Di certo, una considerevole suggestione è data anche dalla persistenza di un tracciato viario (visibile in alcuni punti e in foto aerea) che, da Lecce, punta direttamente all’area del molo. Le indagini non invasive 2020-2021 non hanno permesso, al momento, di trovare elementi che ne possano definire con certezza la cronologia, ma il modulo notevole dei blocchi indizia una certa antichità della struttura e gli scarni depositi archeologici correlati agli allineamenti murari a terra hanno restituito per lo più anfore datate alla tarda Repubblica o all’alto Impero. Ipotizzare una datazione a età augustea per queste opere portuali è un’ipotesi di certo assai suggestiva: in tale ricostruzione, potrebbe essere plausibile pensare che la città romana sia nata in un programma esaustivo di pianificazione, con la sua area pubblica monumentale, le sue necropoli e la sua cinta muraria – queste ultime in parte coincidenti con le preesistenze messapiche – il suo territorio agricolo e, non ultimo, anche il suo approdo.

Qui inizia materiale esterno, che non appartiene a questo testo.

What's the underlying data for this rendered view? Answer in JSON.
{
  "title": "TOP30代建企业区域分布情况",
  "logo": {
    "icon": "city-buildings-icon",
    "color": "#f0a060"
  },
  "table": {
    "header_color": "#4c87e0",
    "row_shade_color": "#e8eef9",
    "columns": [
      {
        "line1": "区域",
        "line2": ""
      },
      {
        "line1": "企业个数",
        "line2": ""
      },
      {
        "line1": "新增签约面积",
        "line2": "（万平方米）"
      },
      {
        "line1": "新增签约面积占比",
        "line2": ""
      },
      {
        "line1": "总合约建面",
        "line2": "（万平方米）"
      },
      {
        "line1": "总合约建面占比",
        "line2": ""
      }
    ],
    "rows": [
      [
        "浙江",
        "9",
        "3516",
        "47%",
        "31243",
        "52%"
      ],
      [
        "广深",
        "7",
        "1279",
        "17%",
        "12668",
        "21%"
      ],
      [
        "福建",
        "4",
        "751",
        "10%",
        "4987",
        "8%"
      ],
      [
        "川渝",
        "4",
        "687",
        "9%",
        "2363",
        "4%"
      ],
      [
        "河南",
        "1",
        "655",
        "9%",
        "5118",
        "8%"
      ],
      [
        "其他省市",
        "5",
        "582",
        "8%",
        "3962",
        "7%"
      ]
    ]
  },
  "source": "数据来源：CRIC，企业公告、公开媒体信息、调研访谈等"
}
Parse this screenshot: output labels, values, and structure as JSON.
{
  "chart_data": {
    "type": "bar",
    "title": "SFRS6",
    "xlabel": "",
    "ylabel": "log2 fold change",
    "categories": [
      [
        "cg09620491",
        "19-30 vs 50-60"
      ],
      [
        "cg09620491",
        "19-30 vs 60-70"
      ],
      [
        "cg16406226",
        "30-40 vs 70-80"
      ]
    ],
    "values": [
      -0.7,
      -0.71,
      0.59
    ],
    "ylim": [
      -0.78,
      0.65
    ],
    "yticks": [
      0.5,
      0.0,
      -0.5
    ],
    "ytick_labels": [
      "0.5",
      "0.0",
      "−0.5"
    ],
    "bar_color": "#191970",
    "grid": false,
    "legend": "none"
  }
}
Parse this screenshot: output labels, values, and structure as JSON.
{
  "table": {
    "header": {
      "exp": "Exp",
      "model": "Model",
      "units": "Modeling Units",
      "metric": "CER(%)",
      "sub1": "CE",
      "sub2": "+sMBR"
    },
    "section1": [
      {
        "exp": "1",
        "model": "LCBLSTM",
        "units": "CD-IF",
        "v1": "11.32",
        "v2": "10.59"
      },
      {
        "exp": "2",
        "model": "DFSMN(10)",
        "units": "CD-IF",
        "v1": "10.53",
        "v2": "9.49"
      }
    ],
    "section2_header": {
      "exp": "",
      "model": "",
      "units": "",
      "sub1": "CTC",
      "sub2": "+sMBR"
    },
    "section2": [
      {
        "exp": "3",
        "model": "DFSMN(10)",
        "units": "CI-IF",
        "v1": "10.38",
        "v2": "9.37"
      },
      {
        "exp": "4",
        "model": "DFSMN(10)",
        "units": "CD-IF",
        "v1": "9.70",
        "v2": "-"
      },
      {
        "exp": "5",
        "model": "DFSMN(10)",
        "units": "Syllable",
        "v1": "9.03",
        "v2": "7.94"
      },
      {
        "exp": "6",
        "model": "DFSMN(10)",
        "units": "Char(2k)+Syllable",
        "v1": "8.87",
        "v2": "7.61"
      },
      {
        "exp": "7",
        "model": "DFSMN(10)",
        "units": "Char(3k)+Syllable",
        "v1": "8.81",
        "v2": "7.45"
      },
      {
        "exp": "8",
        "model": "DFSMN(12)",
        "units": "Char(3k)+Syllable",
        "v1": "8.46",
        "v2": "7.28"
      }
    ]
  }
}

Le fonti, del resto, ricordano lo sbarco di Ottaviano da Apollonia in un porto da cui poi raggiunse Lupiae: un porto che doveva quindi godere di una certa considerazione tra la fine dell’età repubblicana e la prima età imperiale ed essere forse già munito di alcune infrastrutture. È possibile che quel porto fosse proprio quello “ritrovato” a Posto San Giovanni? E che solo in seguito, forse per ragioni di carattere geomorfologico, il porto di Lupiae sia stato spostato più a nord con la realizzazione di un nuovo grande molo, sorto per volontà di quel grande costruttore che fu l’imperatore Adriano? È proprio a questi interrogativi che cercheranno di dare una risposta le prossime attività della Cattedra di Archeologia Subacquea dell’Università del Salento… la ricerca continua.


Questo articolo è tratto dalla relazione conclusiva sulle indagini non invasive scritta da Rita Auriemma, Antonella Antonazzo, Luigi Coluccia e Michela Rugge.